Title: Simultaneous determination of mequindox, quinocetone, and their major metabolites in chicken and pork by UPLC-MS/MS

Author
item LI, YANSHEN - China Agricultural University
item LIU, KAILI - China Agricultural University
item Beier, Ross
item CAO, XINGYUAN - China Agricultural University
item SHEN, JIANZHONG - China Agricultural University
item ZHANG, SUXIA - China Agricultural University

Submitted to: Food Chemistry
Publication Type: Peer Reviewed Journal
Publication Acceptance Date: 3/18/2014
Publication Date: 3/26/2014
Publication URL: http://handle.nal.usda.gov/10113/58807
Citation: Li, Y., Liu, K., Beier, R.C., Cao, X., Shen, J., Zhang, S. 2014. Simultaneous determination of mequindox, quinocetone, and their major metabolites in chicken and pork by UPLC-MS/MS. Food Chemistry. 160:171-179.

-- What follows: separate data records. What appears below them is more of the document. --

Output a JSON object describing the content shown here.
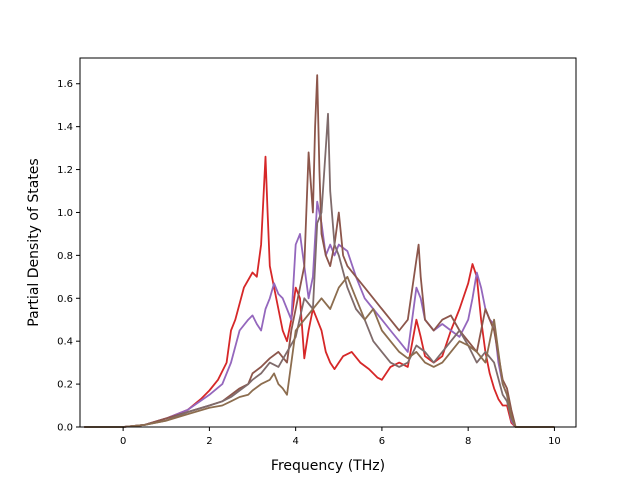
{
  "chart_data": {
    "type": "line",
    "title": "",
    "xlabel": "Frequency (THz)",
    "ylabel": "Partial Density of States",
    "xlim": [
      -1.0,
      10.5
    ],
    "ylim": [
      0.0,
      1.72
    ],
    "xticks": [
      0,
      2,
      4,
      6,
      8,
      10
    ],
    "yticks": [
      0.0,
      0.2,
      0.4,
      0.6,
      0.8,
      1.0,
      1.2,
      1.4,
      1.6
    ],
    "xtick_labels": [
      "0",
      "2",
      "4",
      "6",
      "8",
      "10"
    ],
    "ytick_labels": [
      "0.0",
      "0.2",
      "0.4",
      "0.6",
      "0.8",
      "1.0",
      "1.2",
      "1.4",
      "1.6"
    ],
    "grid": false,
    "legend": "none",
    "series": [
      {
        "color": "#d62728",
        "x": [
          -0.9,
          0.0,
          0.5,
          1.0,
          1.5,
          1.8,
          2.0,
          2.2,
          2.4,
          2.5,
          2.6,
          2.8,
          3.0,
          3.1,
          3.2,
          3.3,
          3.35,
          3.4,
          3.5,
          3.6,
          3.7,
          3.8,
          3.9,
          4.0,
          4.1,
          4.2,
          4.3,
          4.4,
          4.5,
          4.6,
          4.7,
          4.8,
          4.9,
          5.0,
          5.1,
          5.3,
          5.5,
          5.7,
          5.9,
          6.0,
          6.2,
          6.4,
          6.6,
          6.8,
          6.9,
          7.0,
          7.2,
          7.4,
          7.6,
          7.8,
          8.0,
          8.1,
          8.2,
          8.3,
          8.4,
          8.5,
          8.6,
          8.7,
          8.8,
          8.9,
          9.0,
          9.1,
          10.0
        ],
        "y": [
          0.0,
          0.0,
          0.01,
          0.04,
          0.08,
          0.13,
          0.17,
          0.22,
          0.3,
          0.45,
          0.5,
          0.65,
          0.72,
          0.7,
          0.85,
          1.26,
          1.0,
          0.75,
          0.65,
          0.55,
          0.45,
          0.4,
          0.5,
          0.65,
          0.6,
          0.32,
          0.45,
          0.55,
          0.5,
          0.45,
          0.35,
          0.3,
          0.27,
          0.3,
          0.33,
          0.35,
          0.3,
          0.27,
          0.23,
          0.22,
          0.28,
          0.3,
          0.28,
          0.5,
          0.42,
          0.33,
          0.3,
          0.33,
          0.45,
          0.55,
          0.67,
          0.76,
          0.7,
          0.5,
          0.35,
          0.25,
          0.18,
          0.13,
          0.1,
          0.1,
          0.02,
          0.0,
          0.0
        ]
      },
      {
        "color": "#9467bd",
        "x": [
          -0.9,
          0.0,
          0.5,
          1.0,
          1.5,
          2.0,
          2.3,
          2.5,
          2.7,
          2.9,
          3.0,
          3.1,
          3.2,
          3.3,
          3.4,
          3.5,
          3.6,
          3.7,
          3.8,
          3.9,
          4.0,
          4.1,
          4.2,
          4.3,
          4.4,
          4.5,
          4.6,
          4.7,
          4.8,
          4.9,
          5.0,
          5.2,
          5.4,
          5.6,
          5.8,
          6.0,
          6.2,
          6.4,
          6.6,
          6.8,
          6.9,
          7.0,
          7.2,
          7.4,
          7.6,
          7.8,
          8.0,
          8.1,
          8.2,
          8.3,
          8.4,
          8.5,
          8.6,
          8.7,
          8.8,
          8.9,
          9.0,
          9.1,
          10.0
        ],
        "y": [
          0.0,
          0.0,
          0.01,
          0.04,
          0.08,
          0.15,
          0.2,
          0.3,
          0.45,
          0.5,
          0.52,
          0.48,
          0.45,
          0.55,
          0.6,
          0.67,
          0.62,
          0.6,
          0.55,
          0.5,
          0.85,
          0.9,
          0.75,
          0.6,
          0.7,
          1.05,
          0.95,
          0.8,
          0.85,
          0.8,
          0.85,
          0.82,
          0.7,
          0.6,
          0.55,
          0.5,
          0.45,
          0.4,
          0.35,
          0.65,
          0.6,
          0.5,
          0.45,
          0.48,
          0.45,
          0.42,
          0.5,
          0.6,
          0.72,
          0.65,
          0.55,
          0.5,
          0.48,
          0.3,
          0.2,
          0.15,
          0.03,
          0.0,
          0.0
        ]
      },
      {
        "color": "#8c564b",
        "x": [
          -0.9,
          0.0,
          0.5,
          1.0,
          1.5,
          2.0,
          2.3,
          2.5,
          2.7,
          2.9,
          3.0,
          3.2,
          3.4,
          3.6,
          3.8,
          3.9,
          4.0,
          4.1,
          4.2,
          4.3,
          4.4,
          4.45,
          4.5,
          4.55,
          4.6,
          4.7,
          4.8,
          4.9,
          5.0,
          5.1,
          5.2,
          5.4,
          5.6,
          5.8,
          6.0,
          6.2,
          6.4,
          6.6,
          6.8,
          6.85,
          6.9,
          7.0,
          7.2,
          7.4,
          7.6,
          7.8,
          8.0,
          8.2,
          8.4,
          8.6,
          8.8,
          8.9,
          9.0,
          9.1,
          10.0
        ],
        "y": [
          0.0,
          0.0,
          0.01,
          0.04,
          0.07,
          0.1,
          0.12,
          0.15,
          0.18,
          0.2,
          0.25,
          0.28,
          0.32,
          0.35,
          0.3,
          0.45,
          0.55,
          0.65,
          0.75,
          1.28,
          1.0,
          1.4,
          1.64,
          1.2,
          0.9,
          0.8,
          0.75,
          0.85,
          1.0,
          0.8,
          0.75,
          0.7,
          0.65,
          0.6,
          0.55,
          0.5,
          0.45,
          0.5,
          0.78,
          0.85,
          0.7,
          0.5,
          0.45,
          0.5,
          0.52,
          0.45,
          0.4,
          0.35,
          0.55,
          0.45,
          0.22,
          0.18,
          0.08,
          0.0,
          0.0
        ]
      },
      {
        "color": "#7f6b6b",
        "x": [
          -0.9,
          0.0,
          0.5,
          1.0,
          1.5,
          2.0,
          2.3,
          2.5,
          2.7,
          2.9,
          3.0,
          3.2,
          3.4,
          3.6,
          3.8,
          4.0,
          4.2,
          4.4,
          4.5,
          4.6,
          4.7,
          4.75,
          4.8,
          4.9,
          5.0,
          5.2,
          5.4,
          5.6,
          5.8,
          6.0,
          6.2,
          6.4,
          6.6,
          6.8,
          7.0,
          7.2,
          7.4,
          7.6,
          7.8,
          8.0,
          8.2,
          8.4,
          8.6,
          8.8,
          8.9,
          9.0,
          9.1,
          10.0
        ],
        "y": [
          0.0,
          0.0,
          0.01,
          0.03,
          0.07,
          0.1,
          0.12,
          0.14,
          0.17,
          0.2,
          0.22,
          0.25,
          0.3,
          0.28,
          0.35,
          0.42,
          0.6,
          0.55,
          0.95,
          1.0,
          1.3,
          1.46,
          1.1,
          0.85,
          0.8,
          0.65,
          0.55,
          0.5,
          0.4,
          0.35,
          0.3,
          0.28,
          0.3,
          0.38,
          0.35,
          0.3,
          0.35,
          0.4,
          0.45,
          0.38,
          0.3,
          0.35,
          0.3,
          0.15,
          0.12,
          0.04,
          0.0,
          0.0
        ]
      },
      {
        "color": "#8c6d4f",
        "x": [
          -0.9,
          0.0,
          0.5,
          1.0,
          1.5,
          2.0,
          2.3,
          2.5,
          2.7,
          2.9,
          3.0,
          3.2,
          3.4,
          3.5,
          3.6,
          3.7,
          3.8,
          4.0,
          4.2,
          4.4,
          4.6,
          4.8,
          5.0,
          5.2,
          5.4,
          5.6,
          5.8,
          6.0,
          6.2,
          6.4,
          6.6,
          6.8,
          7.0,
          7.2,
          7.4,
          7.6,
          7.8,
          8.0,
          8.2,
          8.4,
          8.6,
          8.8,
          8.9,
          9.0,
          9.1,
          10.0
        ],
        "y": [
          0.0,
          0.0,
          0.01,
          0.03,
          0.06,
          0.09,
          0.1,
          0.12,
          0.14,
          0.15,
          0.17,
          0.2,
          0.22,
          0.25,
          0.2,
          0.18,
          0.15,
          0.45,
          0.5,
          0.55,
          0.6,
          0.55,
          0.65,
          0.7,
          0.6,
          0.5,
          0.55,
          0.45,
          0.4,
          0.35,
          0.32,
          0.35,
          0.3,
          0.28,
          0.3,
          0.35,
          0.4,
          0.38,
          0.35,
          0.3,
          0.5,
          0.2,
          0.15,
          0.05,
          0.0,
          0.0
        ]
      }
    ]
  }
}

Interpretive Summary: Mequindox and quinocetone are new synthetic antibiotics that belong to the group quinoxaline-1,4-dioxides (QDs). The general group of QDs are widely used in animal husbandry because of their high antimicrobial activity. However, these compounds are associated with reports of toxicity. There is currently no known method that can analyze for more than one of these drugs or that also can analyze for a large array of metabolites. A metabolite is a substance produced by metabolism in a living organism. There are at least 11 major metabolites identified from the metabolism of mequindox and quinocetone. The work described here resulted in the development of an analytical confirmatory multi-residue method for the analysis of mequindox, quinocetone, and their 11 known metabolites in chicken and pork tissues. The method uses liquid chromatography to separate the chemicals and then it uses mass spectrometry to obtain a definitive ID of each chemical. Mass spectrometry is a technique used for the analysis of a substance in which the molecule is subjected to bombardment by high-energy electrons or atoms to cause ionization and fragmentation to give a series of ions in the gas phase that constitutes the fragmentation pattern observed by using a mass spectrometer. The obtained pattern is usually definitive for a particular chemical. This research may result in a fast definitive method to determine the pressure of mequindox, quinoxaline, and their methods.

Technical Abstract: This research presents a sensitive and confirmatory multi-residue method for mequindox (MEQ), quinocetone (QCT), and their 11 metabolites in chicken and pork samples. After extracted with acetonitrile-ethyl acetate, acidulated, and extracted again with ethyl acetate sequentially, each sample was purified with C18 solid phase extraction (SPE) cartridge. Analysis was carried out on an ultra-high performance liquid chromatography tandem mass spectrometry (UPLC–MS/MS) using positive multiple reaction monitor (MRM) mode. Limit of detection (LOD) was between 0.05 and 5.20 µg/kg, while limit of quantification (LOQ) was between 0.20 and 16.0 µg/kg. Mean recoveries ranged from 69.1 to 113.3% at spike levels, with intra-day relative standard deviation (RSD) less than 11.7% and inter-day RSD less than 17.4%. This developed procedure was reliable, sensitive, and suitable for the determination of all 13 target analytes in chicken and pork samples and will benefit the control of MEQ and QCT and facilitate further pharmacokinetic and residue studies of similar Quinoxaline-1,4-dioxide veterinary drugs.